Correa’s heroics were precipitated by two highly questionable calls by home plate umpire Cory Blaser in the top half of the 11th.

Astros reliever Joe Smith walked Edwin Encarnación with two outs, prompting manager A.J. Hinch to bring in Ryan Pressly. Pressly, however, served up a single to left field to Brett Gardner, putting runners on first and second with two outs. Hinch again came out to the mound, this time bringing Josh James to face power-hitting catcher Gary Sánchez.

James and Sánchez had an epic battle. Sánchez fell behind 0-2 on a couple of foul balls, proceeded to foul off five of the next six pitches. On the ninth pitch of the at-bat, Sánchez appeared to swing and miss at an 87 MPH slider in the dirt for strike three and the final out of the inning. However, Blaser ruled that Sánchez tipped the ball, extending the at-bat. Replays showed clearly that Sánchez did not make contact at all with the pitch. James then threw a 99 MPH fastball several inches off the plate outside that Blaser called for strike three. Sánchez, who shouldn’t have seen a 10th pitch, was upset at what appeared to be a make-up call.

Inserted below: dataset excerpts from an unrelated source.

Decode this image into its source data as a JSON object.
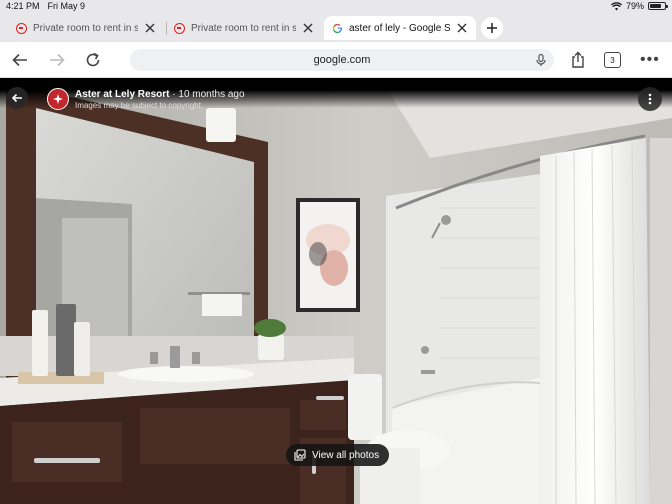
{
  "status_bar": {
    "time": "4:21 PM",
    "date": "Fri May 9",
    "battery": "79%",
    "battery_level": 0.79
  },
  "tabs": [
    {
      "label": "Private room to rent in sa",
      "active": false
    },
    {
      "label": "Private room to rent in sa",
      "active": false
    },
    {
      "label": "aster of lely - Google Sea",
      "active": true
    }
  ],
  "toolbar": {
    "url": "google.com",
    "tab_count": "3"
  },
  "viewer": {
    "source_name": "Aster at Lely Resort",
    "separator": "·",
    "age": "10 months ago",
    "copyright_notice": "Images may be subject to copyright",
    "view_all_label": "View all photos"
  },
  "icons": {
    "back": "arrow-left-icon",
    "forward": "arrow-right-icon",
    "reload": "reload-icon",
    "mic": "microphone-icon",
    "share": "share-icon",
    "menu": "kebab-menu-icon",
    "gallery": "photo-gallery-icon",
    "wifi": "wifi-icon",
    "battery": "battery-icon"
  },
  "colors": {
    "brand_logo": "#c1272d",
    "omnibox_bg": "#eef0f2",
    "chrome_bg": "#e8e8ea"
  }
}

The rest, as they say, is history. One pitch later, the Astros evened up the ALCS at one game apiece. Obviously, Blaser’s mistakes in a way cancel each other out, and neither of them caused Happ to throw a poorly located fastball to Correa. It is postseason baseball, however, and umpires are as much under the microscope as the players and managers. Those were two particularly atrocious judgments by Blaser.